My ex-boyfriend had about 20 pictures of his nieces and parents on the fridge. I don't believe he would have even noticed if some pictures were suddenly missing, so the individual pictures didn't add much value, and I didn't understand the point in having them all there. They can also be inconvenient when you wipe the outside surface of the fridge and you have to take them all down first. The sight of clutter plus the (albeit small) inconvenience when cleaning would deter me personally from putting up that many pictures (or any photo at all)... But he must experience joy from the photos, even though he sees his family almost every day and I think that alone would make the pictures superfluous.

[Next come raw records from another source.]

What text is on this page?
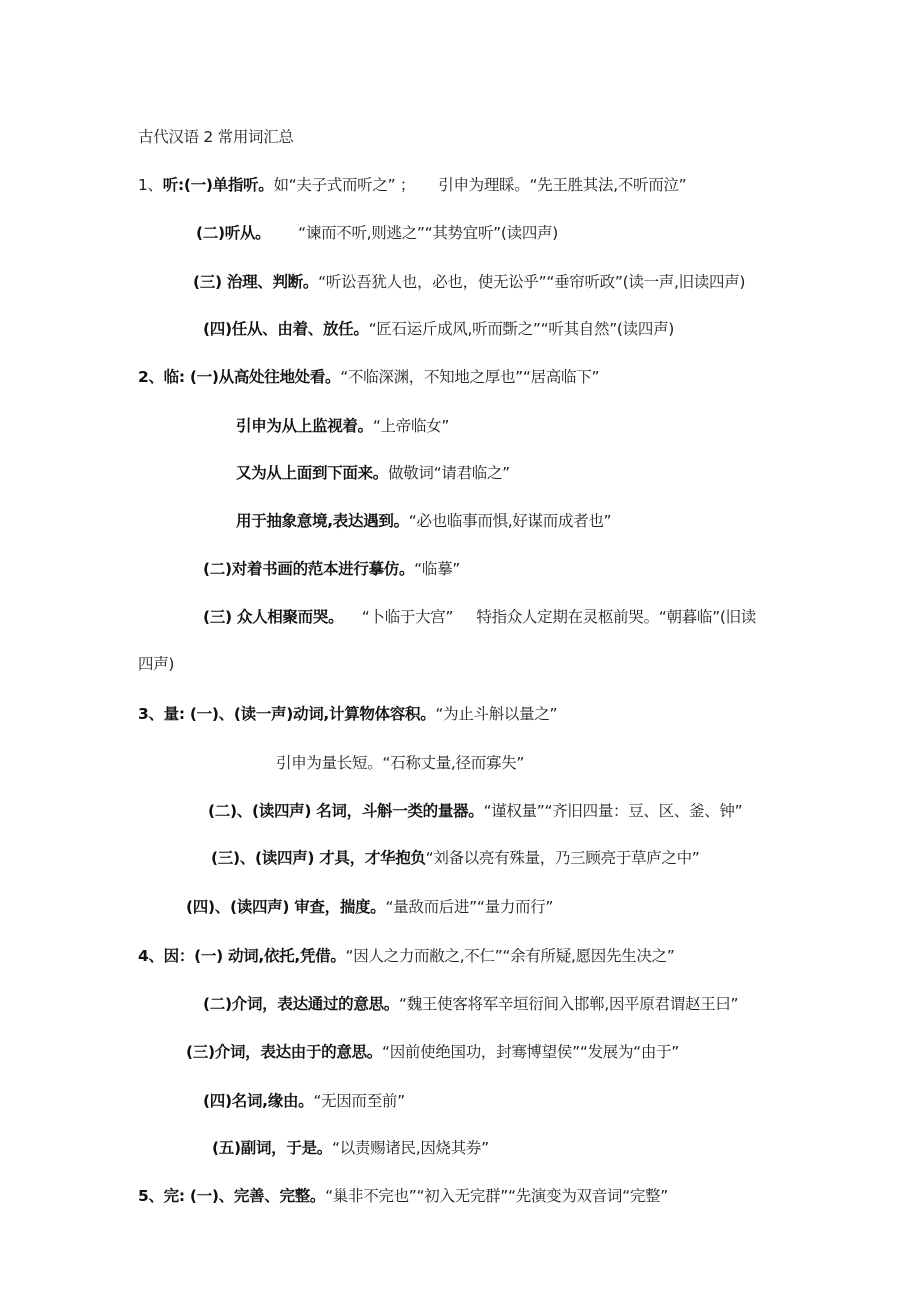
古代汉语 2 常用词汇总
1、听:(一)单指听。如“夫子式而听之” ；     引申为理睬。“先王胜其法,不听而泣”
(二)听从。      “谏而不听,则逃之”“其势宜听”(读四声)
(三) 治理、判断。“听讼吾犹人也，必也，使无讼乎”“垂帘听政”(读一声,旧读四声)
(四)任从、由着、放任。“匠石运斤成风,听而斲之”“听其自然”(读四声)
2、临: (一)从高处往地处看。“不临深渊，不知地之厚也”“居高临下”
引申为从上监视着。“上帝临女”
又为从上面到下面来。做敬词“请君临之”
用于抽象意境,表达遇到。“必也临事而惧,好谋而成者也”
(二)对着书画的范本进行摹仿。“临摹”
(三) 众人相聚而哭。    “卜临于大宫”     特指众人定期在灵柩前哭。“朝暮临”(旧读
四声)
3、量: (一)、(读一声)动词,计算物体容积。“为止斗斛以量之”
引申为量长短。“石称丈量,径而寡失”
(二)、(读四声) 名词，斗斛一类的量器。“谨权量”“齐旧四量：豆、区、釜、钟”
(三)、(读四声) 才具，才华抱负“刘备以亮有殊量，乃三顾亮于草庐之中”
(四)、(读四声) 审查，揣度。“量敌而后进”“量力而行”
4、因：(一) 动词,依托,凭借。“因人之力而敝之,不仁”“余有所疑,愿因先生决之”
(二)介词，表达通过的意思。“魏王使客将军辛垣衍间入邯郸,因平原君谓赵王曰”
(三)介词，表达由于的意思。“因前使绝国功，封骞博望侯”“发展为“由于”
(四)名词,缘由。“无因而至前”
(五)副词，于是。“以责赐诸民,因烧其券”
5、完: (一)、完善、完整。“巢非不完也”“初入无完群”“先演变为双音词“完整”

Years ago, when my cousin (my mother's niece) had a baby and my mother received photos of the baby, she displayed a photo in the living room. My mother was not particularly close to her niece, so I did not really understand the point in displaying the picture of some baby?

I prefer not to have much unnecessary clutter in my living space. When there is decoration it should be pretty, but for me humans are not especially pretty to look at.



ToughDiamond
Veteran
Veteran

User avatar

Joined: 15 Sep 2008
Age: 71
Gender: Male
Posts: 11,318

29 Aug 2019, 11:26 am

I've occasionally toyed with the idea but only ever bothered with it once, that was a picture of a girlfriend who lived a long way away. Even then I can't say it did me any good, I guess I only put it there because she sent me the picture and on a whim I put it on top of the TV. I've never been one to get much pleasure from looking at people. A long time ago I nearly put a photo of my son and my (then) girlfriend's kids on my desk at work. I felt it was artistically quite a snazzy picture and I guess I wanted to show off my kids and my photographic skills and sense of taste.

Most people's family photos don't look all that great to me, they seem content with amateurish ones or paid-for studio pictures that use stereotyped production values with very little of what I'd call original artistic merit. And I get sick of the schmooze I hear about what lovely-looking families everybody's supposed to have, when most of them don't look all that great if we're honest about it.

One day I hope to put up some good pictures in my home, and they'll include some of family and perhaps friends, but it's one of those luxury tasks that might never get done. I'm a severely practical person and there always seem to be more pressing matters to attend to. Frankly decorations soon become invisible to me once they've been there for more than a few days, and I don't expect I'll ever get the free time to keep swapping them out.